It is easy to deride this objection as a pretext — the court ruling is not new, and there was no likelihood of the coalition seeking to overcome it. Yet Silman was evidently becoming increasingly discomfited to be not merely sitting in this most diverse of Israel’s governments, but twisting arms to get its legislation passed as coalition whip.

And her open discomfort only invited more pressure from right-wing opposition Knesset members, who patronized and derided her as a “little girl,” recognizing her as the weakest link. She may also well have felt the pressure from the right increasing, and worried more about the legitimacy of the coalition, as terror escalated in recent weeks.

Evidently, too, however, Silman would like to continue her political career, and thus would seem to have become the latest in a long line of legislators to place their faith in the promise of a glittering future issued by Likud’s would-be returning prime minister Netanyahu.

Idit Silman leads a Health Committee meeting at the Knesset on November 30, 2021 (Yonatan Sindel/Flash90)

Bennett’s coalition may limp along a little further.

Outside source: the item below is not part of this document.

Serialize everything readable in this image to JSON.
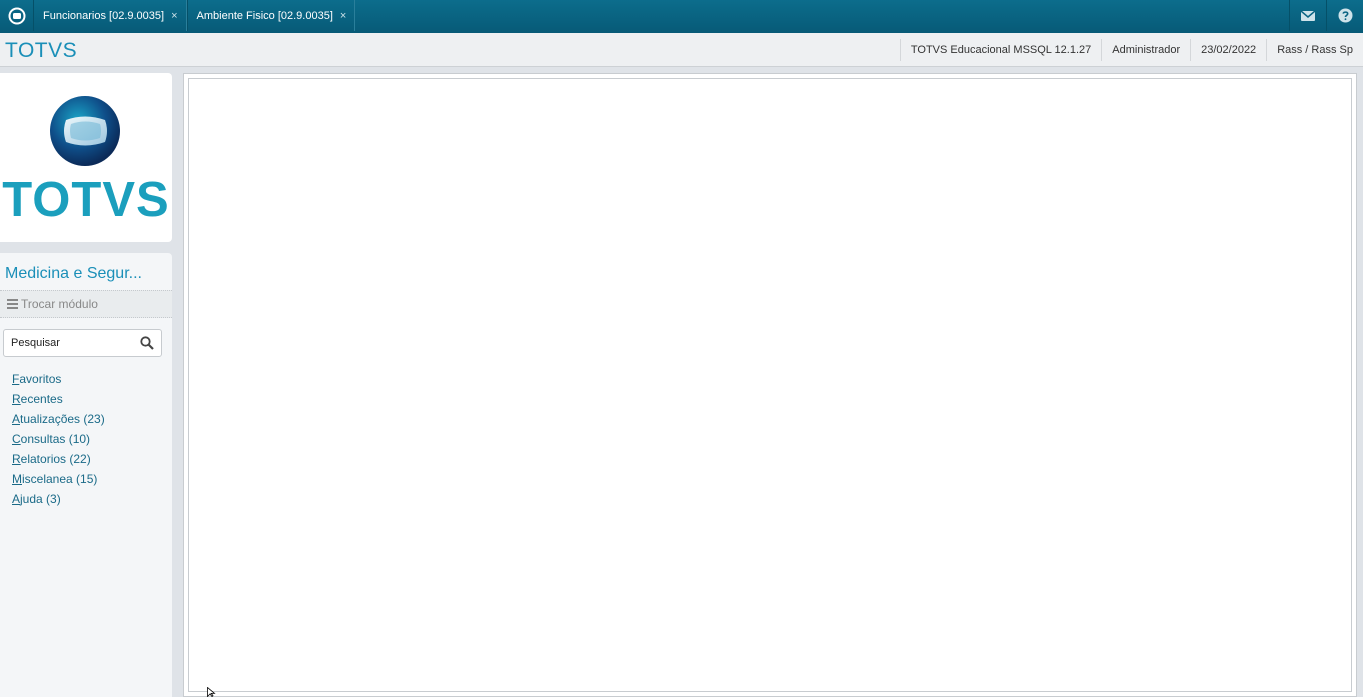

The simple fact that the Knesset is in recess until early next month complicates some of the potential processes for its ouster.

But the anti-Netanyahu momentum — the personal animus for the Likud leader and the concern at the threat he may pose to Israeli democracy — that enabled Lapid to weld together the bizarre alliance of left, right, centrist and Arab parties, all that has stalled. The coalition’s simple, important achievements — passing a budget, acting by consensus, seeking at least some of the time to detoxify the climate of political debate — are being eclipsed. The Knesset’s solid right-wing majority is making itself felt. The opposition has the upper hand now. Netanyahu is pressing for more defectors.

The opposition Joint List of mainly Arab parties will not want to help pave Netanyahu’s path back to power. But even if some Joint List members were minded to back Bennett, MKs from several coalition parties would not be prepared to rely on Joint List support for a governing majority.

This government was balanced on a knife’s edge from the start. Once Bennett had lost Chikli, and the coalition was down to 61 supporters in the 120-seat Knesset, every one of those 61 had the power to doom it. However it plays out, and however long it takes, Silman on Wednesday delivered the death blow.

Some analysts argued on Wednesday that Bennett could have held his fractious 61-strong team together had he only spent more time attending to the concerns and needs of Silman and other potential defectors and departees, rather than devoting energy to building a Netanyahu-style international profile by, for instance, offering his mediation skills in the Russia-Ukraine war.

But as Davidi’s departure, Chikli’s instant defection and Silman’s fresh resignation underline, his failure runs deeper and dates back earlier — to before the 2021 elections and the subsequent negotiations that gave rise to his coalition. Bennett’s fatal political mistake was in selecting a Yamina Knesset slate that, unlike those of all the other seven coalition parties, proved unwilling to follow its leader.